It is more important that health-care legislation inject stiff competition among insurance plans than it is for Congress to create a pure government-run option, White House Chief of Staff Rahm Emanuel said.”The goal is to have a means and a mechanism to keep the private insurers honest,” he said in an interview. “The goal is non-negotiable; the path is” negotiable.
President Barack Obama has campaigned vigorously for a full public option. But he’s also said that he won’t draw a “line in the sand” over this point. On Tuesday, the White House issued a statement reiterating his support for a public plan.
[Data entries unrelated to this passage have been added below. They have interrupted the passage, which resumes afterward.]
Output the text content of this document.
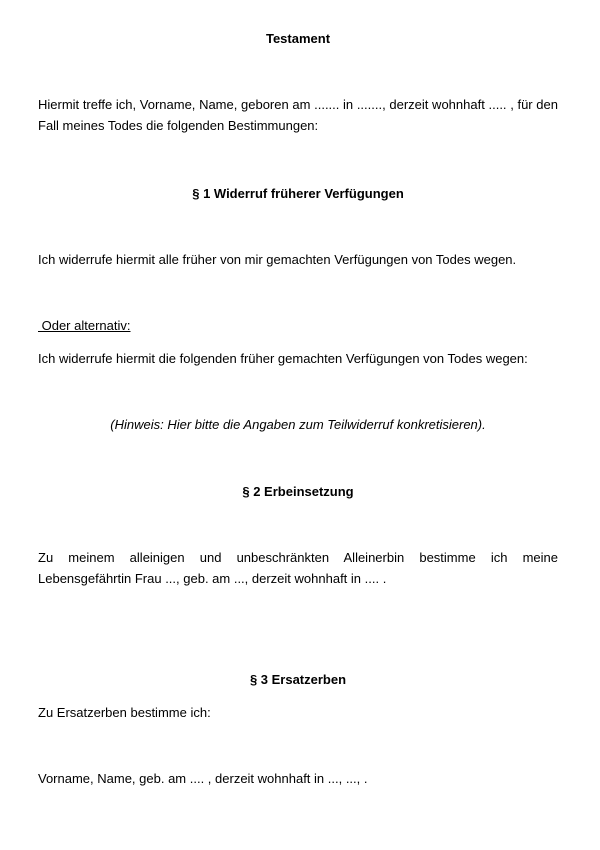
Testament
Hiermit treffe ich, Vorname, Name, geboren am ....... in ......., derzeit wohnhaft ..... , für den Fall meines Todes die folgenden Bestimmungen:
§ 1 Widerruf früherer Verfügungen
Ich widerrufe hiermit alle früher von mir gemachten Verfügungen von Todes wegen.
Oder alternativ:
Ich widerrufe hiermit die folgenden früher gemachten Verfügungen von Todes wegen:
(Hinweis: Hier bitte die Angaben zum Teilwiderruf konkretisieren).
§ 2 Erbeinsetzung
Zu meinem alleinigen und unbeschränkten Alleinerbin bestimme ich meine Lebensgefährtin Frau ..., geb. am ..., derzeit wohnhaft in .... .
§ 3 Ersatzerben
Zu Ersatzerben bestimme ich:
Vorname, Name, geb. am .... , derzeit wohnhaft in ..., ..., .
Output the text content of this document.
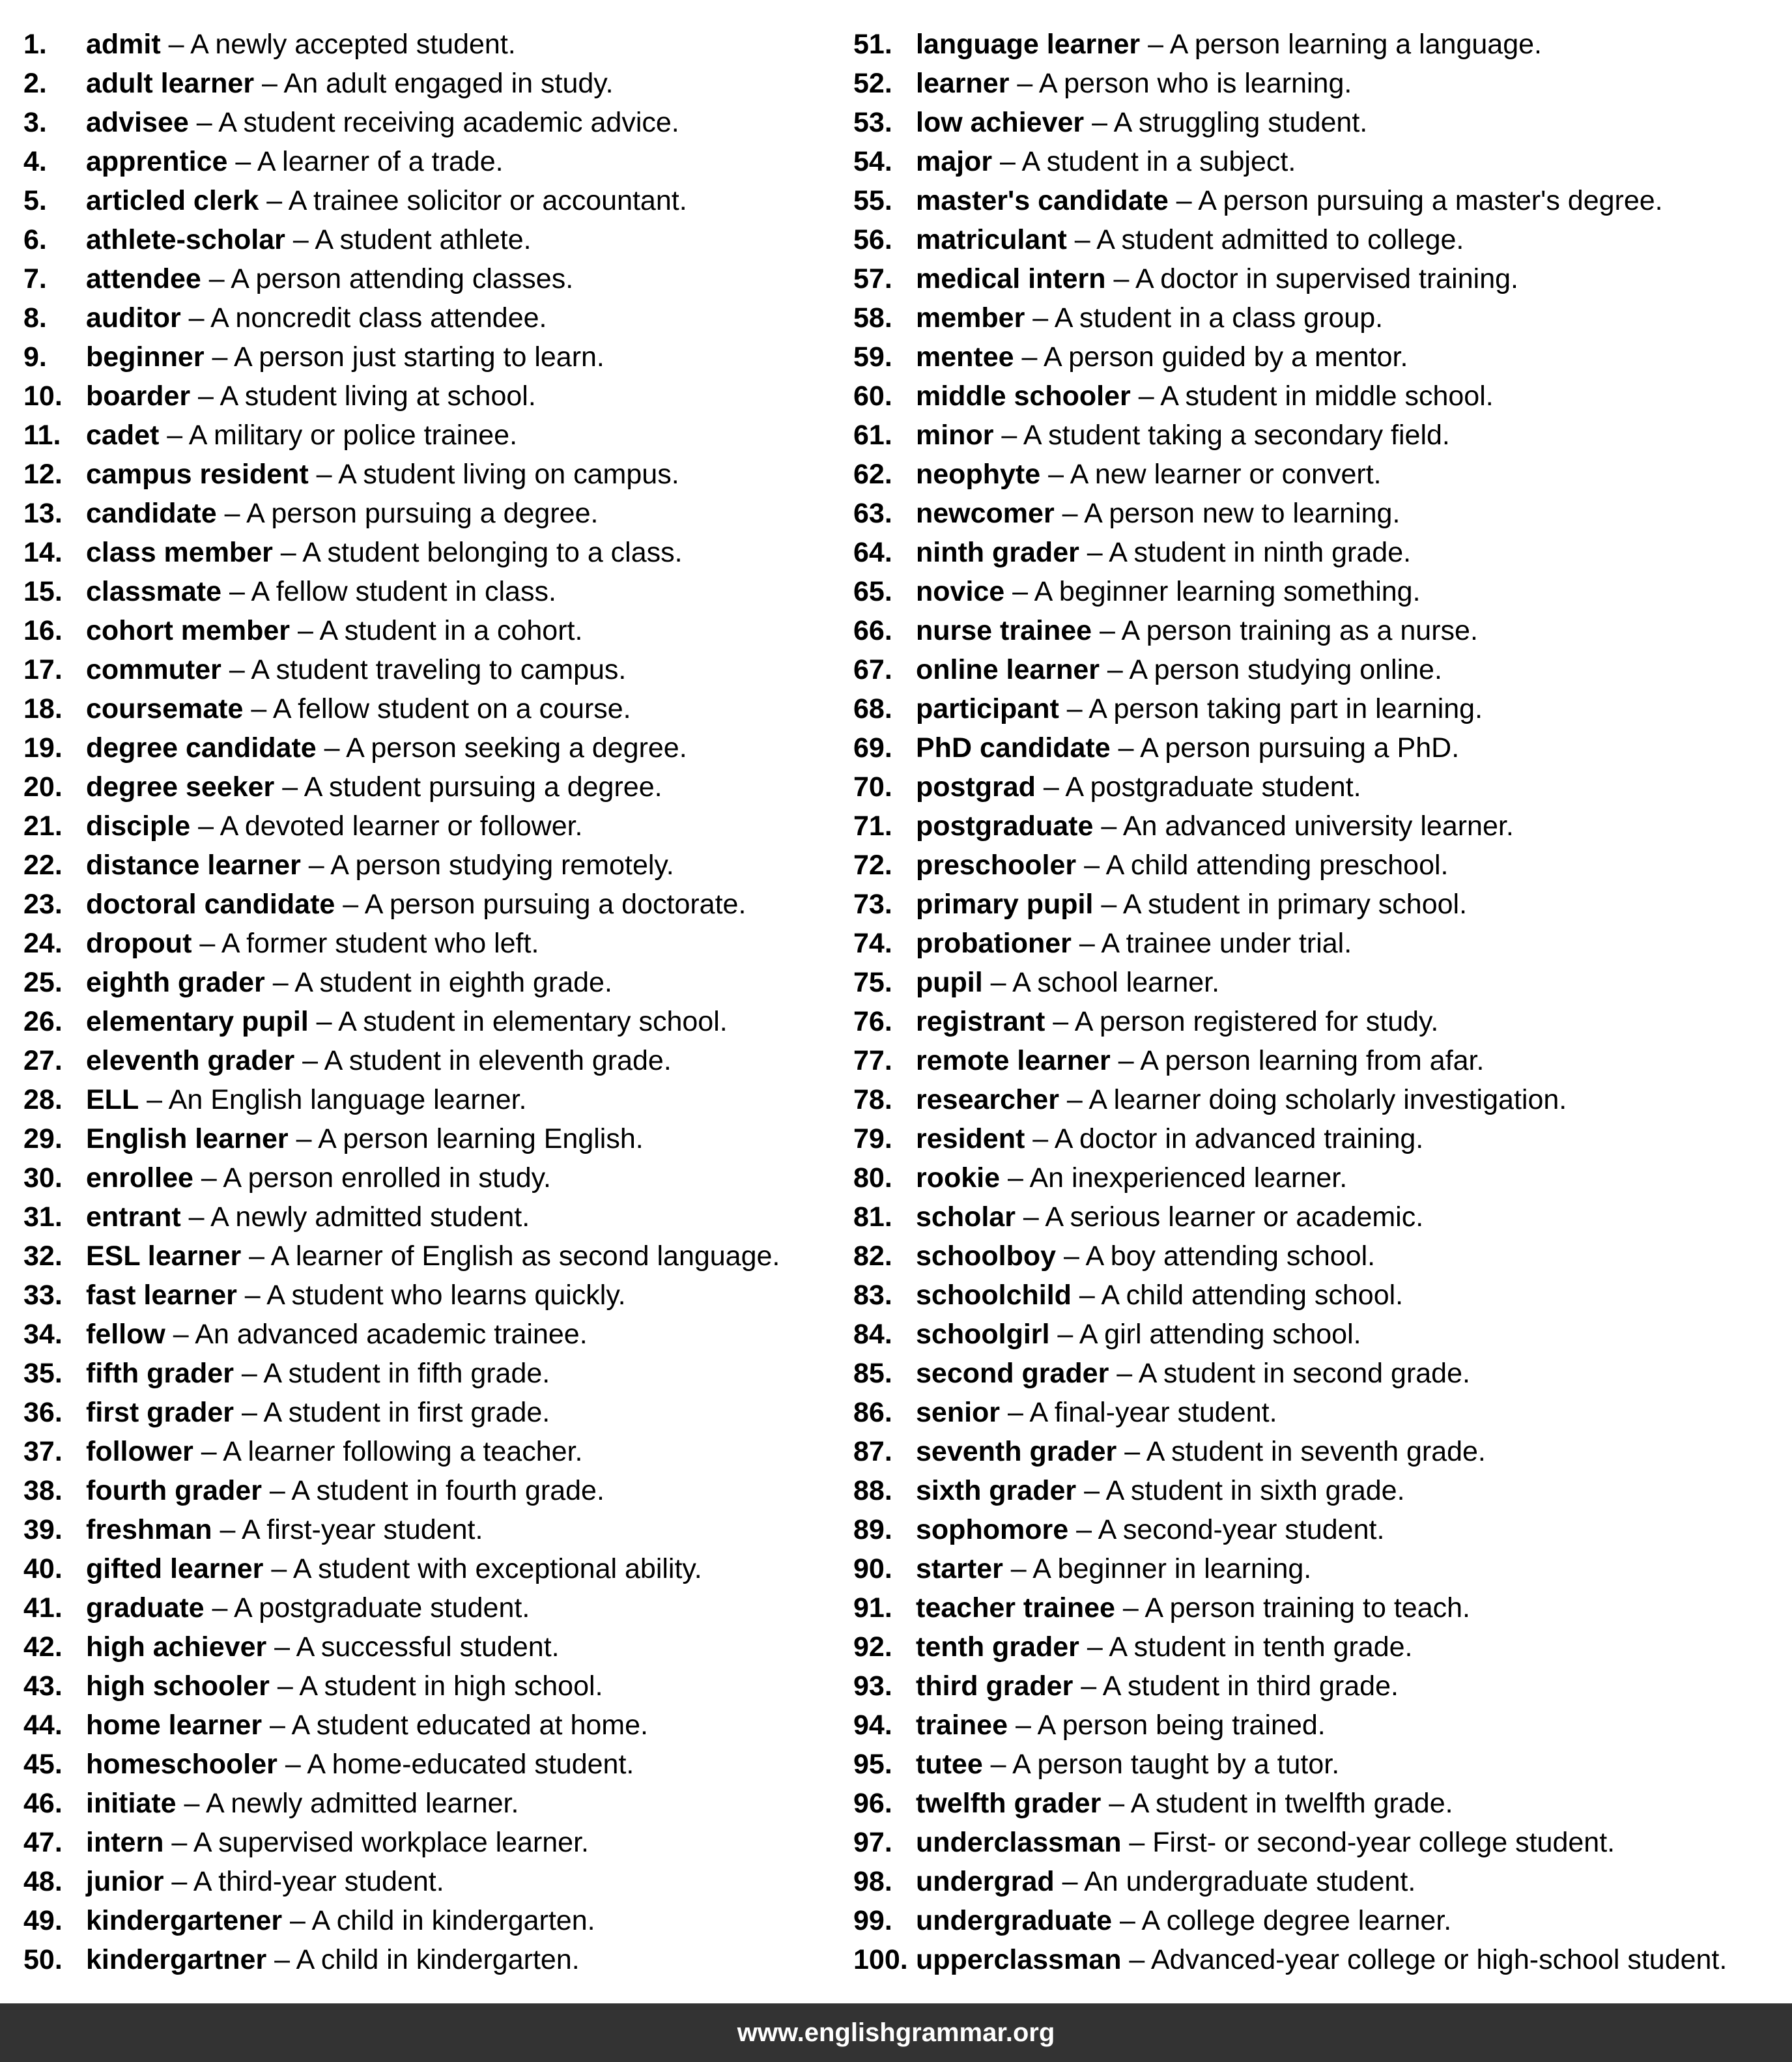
1. admit – A newly accepted student.
2. adult learner – An adult engaged in study.
3. advisee – A student receiving academic advice.
4. apprentice – A learner of a trade.
5. articled clerk – A trainee solicitor or accountant.
6. athlete-scholar – A student athlete.
7. attendee – A person attending classes.
8. auditor – A noncredit class attendee.
9. beginner – A person just starting to learn.
10. boarder – A student living at school.
11. cadet – A military or police trainee.
12. campus resident – A student living on campus.
13. candidate – A person pursuing a degree.
14. class member – A student belonging to a class.
15. classmate – A fellow student in class.
16. cohort member – A student in a cohort.
17. commuter – A student traveling to campus.
18. coursemate – A fellow student on a course.
19. degree candidate – A person seeking a degree.
20. degree seeker – A student pursuing a degree.
21. disciple – A devoted learner or follower.
22. distance learner – A person studying remotely.
23. doctoral candidate – A person pursuing a doctorate.
24. dropout – A former student who left.
25. eighth grader – A student in eighth grade.
26. elementary pupil – A student in elementary school.
27. eleventh grader – A student in eleventh grade.
28. ELL – An English language learner.
29. English learner – A person learning English.
30. enrollee – A person enrolled in study.
31. entrant – A newly admitted student.
32. ESL learner – A learner of English as second language.
33. fast learner – A student who learns quickly.
34. fellow – An advanced academic trainee.
35. fifth grader – A student in fifth grade.
36. first grader – A student in first grade.
37. follower – A learner following a teacher.
38. fourth grader – A student in fourth grade.
39. freshman – A first-year student.
40. gifted learner – A student with exceptional ability.
41. graduate – A postgraduate student.
42. high achiever – A successful student.
43. high schooler – A student in high school.
44. home learner – A student educated at home.
45. homeschooler – A home-educated student.
46. initiate – A newly admitted learner.
47. intern – A supervised workplace learner.
48. junior – A third-year student.
49. kindergartener – A child in kindergarten.
50. kindergartner – A child in kindergarten.
51. language learner – A person learning a language.
52. learner – A person who is learning.
53. low achiever – A struggling student.
54. major – A student in a subject.
55. master's candidate – A person pursuing a master's degree.
56. matriculant – A student admitted to college.
57. medical intern – A doctor in supervised training.
58. member – A student in a class group.
59. mentee – A person guided by a mentor.
60. middle schooler – A student in middle school.
61. minor – A student taking a secondary field.
62. neophyte – A new learner or convert.
63. newcomer – A person new to learning.
64. ninth grader – A student in ninth grade.
65. novice – A beginner learning something.
66. nurse trainee – A person training as a nurse.
67. online learner – A person studying online.
68. participant – A person taking part in learning.
69. PhD candidate – A person pursuing a PhD.
70. postgrad – A postgraduate student.
71. postgraduate – An advanced university learner.
72. preschooler – A child attending preschool.
73. primary pupil – A student in primary school.
74. probationer – A trainee under trial.
75. pupil – A school learner.
76. registrant – A person registered for study.
77. remote learner – A person learning from afar.
78. researcher – A learner doing scholarly investigation.
79. resident – A doctor in advanced training.
80. rookie – An inexperienced learner.
81. scholar – A serious learner or academic.
82. schoolboy – A boy attending school.
83. schoolchild – A child attending school.
84. schoolgirl – A girl attending school.
85. second grader – A student in second grade.
86. senior – A final-year student.
87. seventh grader – A student in seventh grade.
88. sixth grader – A student in sixth grade.
89. sophomore – A second-year student.
90. starter – A beginner in learning.
91. teacher trainee – A person training to teach.
92. tenth grader – A student in tenth grade.
93. third grader – A student in third grade.
94. trainee – A person being trained.
95. tutee – A person taught by a tutor.
96. twelfth grader – A student in twelfth grade.
97. underclassman – First- or second-year college student.
98. undergrad – An undergraduate student.
99. undergraduate – A college degree learner.
100. upperclassman – Advanced-year college or high-school student.
www.englishgrammar.org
“I am pleased by the progress we’re making on health care reform and still believe, as I’ve said before, that one of the best ways to bring down costs, provide more choices, and assure quality is a public option that will force the insurance companies to compete and keep them honest,” the president said in the statement. “I look forward to a final product that achieves these very important goals.”
While some have drawn lines in the sand, Rahm Emanuel gets it right. What is important is the final result and that solutions be offered to problems. Some on the left have concentrated too much on the path, threatening to vote against bills which achieve the desired goals if they do not do it in the manner they prefer.
If a perfect health reform bill was passed which imposed the necessary restrictions on insurance companies it would not be necessary to have a public plan. It might be argued that to demand a public plan is to be conceding that the health care legislation will not produce the needed reform. Of course this is also a realistic position, knowing that there is a strong chance that insurance companies will find ways to circumvent regulations to maximize profits regardless of what laws are written.
Many liberal bloggers such as Ezra Klein question why any compromise is needed with the Democrats controlling the White House and both houses of Congress. If Congress can pass legislation which contains a public plan then this whole discussion of compromise becomes irrelevant. The reason that it does remain a matter of discussion is that it is not yet certain whether the Democrats will remain united to pass a bill with a public plan. Moderate Democrats might join the Republicans in voting against a public plan. It is then that we should remember Rahm Emanual’s stress on the goal rather than the path and still push for legislation which prevents insurance companies from denying coverage to those who need it in order to maximize profits.